Typical replica workflow

This section gives an overview of what happens within Rucio, for a typical replica workflow. Two workflows are described: When a replica is uploaded to Rucio via a client and when a replica is created by a site to site transfer due to the creation of a replication rule.

Replica paths on storage

Rucio has two basic paradigms in deciding the path for a replica on a specific storage system. Deterministic and Non-deterministic paths. If we assume a file whose data identifier is user.jdoe:test.file.1, thus the scope is user.jdoe and the name is test.file.1. In Rucio a deterministically created path is a path which can be generated solely knowing the scope and name of a data identifier (Ignoring the static prefix of the storage endpoint). For a non-deterministic path additional information describing the file is necessary, such as meta-data, the dataset the file belongs to, etc.

Rucio supports pluggable algorithms for both deterministic and non-deterministic algorithms. This section explains a few of them.

Deterministic algorithm based on hashes

The hash deterministic algorithm is an algorithm commonly used in Rucio. The advantage of this algorithm is that, due to the characteristics of cryptographic hash functions, the files are evenly distributed to directories. This can be an important characteristic for storage systems whose access performance degrades based on the number of files in a directory.

For a data identifier, e.g. user.jdoe:test.file.1 a md5-hashsum is calculated 077c8119053bebb168d125034bff64ac. The generated path is then based on the first four characters of the hashsum. e.g. /07/7c/user.jdoe/test.file.1.

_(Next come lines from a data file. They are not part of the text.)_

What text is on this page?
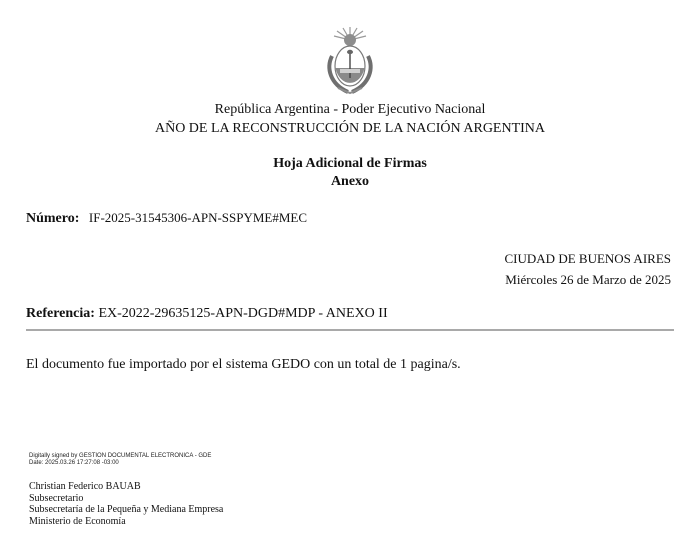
República Argentina - Poder Ejecutivo Nacional
AÑO DE LA RECONSTRUCCIÓN DE LA NACIÓN ARGENTINA
Hoja Adicional de Firmas
Anexo
Número: IF-2025-31545306-APN-SSPYME#MEC
CIUDAD DE BUENOS AIRES
Miércoles 26 de Marzo de 2025
Referencia: EX-2022-29635125-APN-DGD#MDP - ANEXO II
El documento fue importado por el sistema GEDO con un total de 1 pagina/s.
Digitally signed by GESTION DOCUMENTAL ELECTRONICA - GDE
Date: 2025.03.26 17:27:08 -03:00
Christian Federico BAUAB
Subsecretario
Subsecretaría de la Pequeña y Mediana Empresa
Ministerio de Economía
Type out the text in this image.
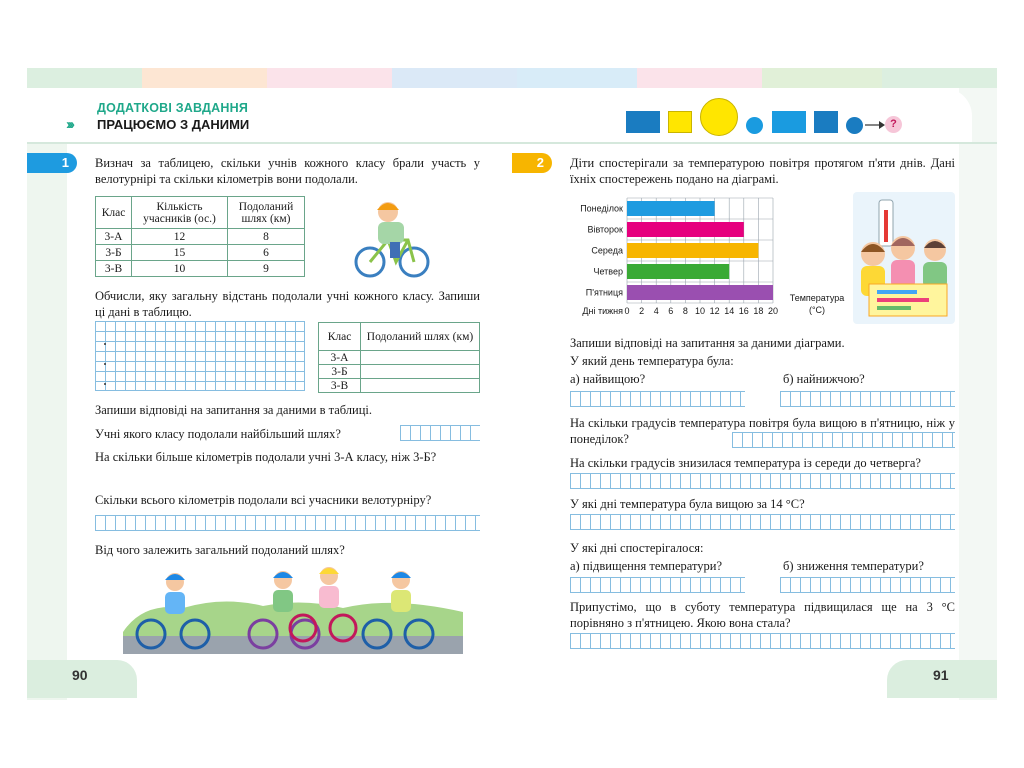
›››
ДОДАТКОВІ ЗАВДАННЯ
ПРАЦЮЄМО З ДАНИМИ	?
1	Визнач за таблицею, скільки учнів кожного класу брали участь у велотурнірі та скільки кілометрів вони подолали.
Клас	Кількість учасників (ос.)	Подоланий шлях (км)
3-А	12	8
3-Б	15	6
3-В	10	9
Обчисли, яку загальну відстань подолали учні кожного класу. Запиши ці дані в таблицю.
Клас	Подоланий шлях (км)
3-А	
3-Б	
3-В	
Запиши відповіді на запитання за даними в таблиці.
Учні якого класу подолали найбільший шлях?
На скільки більше кілометрів подолали учні 3-А класу, ніж 3-Б?
Скільки всього кілометрів подолали всі учасники велотурніру?
Від чого залежить загальний подоланий шлях?
90
2	Діти спостерігали за температурою повітря протягом п'яти днів. Дані їхніх спостережень подано на діаграмі.
Понеділок
Вівторок
Середа
Четвер
П'ятниця
0 2 4 6 8 10 12 14 16 18 20
Дні тижня
Температура
(°C)
Запиши відповіді на запитання за даними діаграми.
У який день температура була:
а) найвищою?	б) найнижчою?
На скільки градусів температура повітря була вищою в п'ятницю, ніж у понеділок?
На скільки градусів знизилася температура із середи до четверга?
У які дні температура була вищою за 14 °С?
У які дні спостерігалося:
а) підвищення температури?	б) зниження температури?
Припустімо, що в суботу температура підвищилася ще на 3 °С порівняно з п'ятницею. Якою вона стала?
91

Deterministic algorithm based on naming convention

If a specific naming convention is enforced on the filenames, a possible deterministic algorithm can be based on it.

For the data identifier user.jdoe:test.file.1 the first part of the filename (test) is extracted and used to generate the path: /test/user.jdoe/file.1

Non-Deterministic algorithm based on parent dataset

If the file is part of a dataset, e.g. data:dataset1234 the dataset can be used in the path of the filename. This is useful for e.g. tape storage systems, to keep the files belonging to the same dataset on the same tape.

For the data identifier user.jdoe:test.file.1 which is part of the datset data:dataset1234 the generated path is: /data/dataset1234/user.jdoe/test.file.1

Replica is uploaded with the command line client

This is a typical workflow when a user uploads multiple files, which are part of a dataset, via the command line client.

  1. The dataset test.dataset is being registered at the server. All files, or datasets are associated to a scope, if not specifically mentioned the client will assume the default scope of the user, such as user.jdoe. Thus the full data identifier for the dataset is user.jdoe:test.dataset.

  2. The client queries the RSE information from the server. This not only gives a list of prioritized write protocols to use but also the information if the RSE is a deterministic or non-deterministic one.

  3. The file replica is registered as COPYING on the RSE.

  4. Based on the identified naming algorithm of the RSE and the list of prioritized write protocols, the file URL is calculated. e.g. using the hash algorithm from above: https://storageserver.organization.org/VO/data/07/7c/user.jdoe/test.file.1

  5. The file upload is done with the first prioritized protocol. If the upload fails, step 4 is repeated with the second prioritized protocol, etc.

  6. Once the upload is successfully finished, the replica state is changed to AVAILABLE.

  7. Step 3-6 are repeated (done in parallel) with all other files part of the uploaded dataset.

Replica is created by a replication rule

This is a typical workflow if a file already exists in Rucio but the user wants to replicate it to a different RSE.

  1. The user creates a replication rule for the dataset user.jdoe:test.dataset at the server.

  2. The Rucio server creates internal requests for each single file in the dataset and puts them in a queue to be read by the data transfer service.

  3. The data transfer submitter picks these requests up and queries the destination RSE information for each file.

  4. Based on the identified naming algorithm of the destination RSE it creates the destination URLs and creates the file replicas in COPYING state.

  5. The transfer service then submits the transfer job to the connected transfer tool (e.g. FTS)

  6. Once the transfers are finished the transfer tool notifies Rucio about the transfer success and the transfer services marks the replicas as AVAILABLE.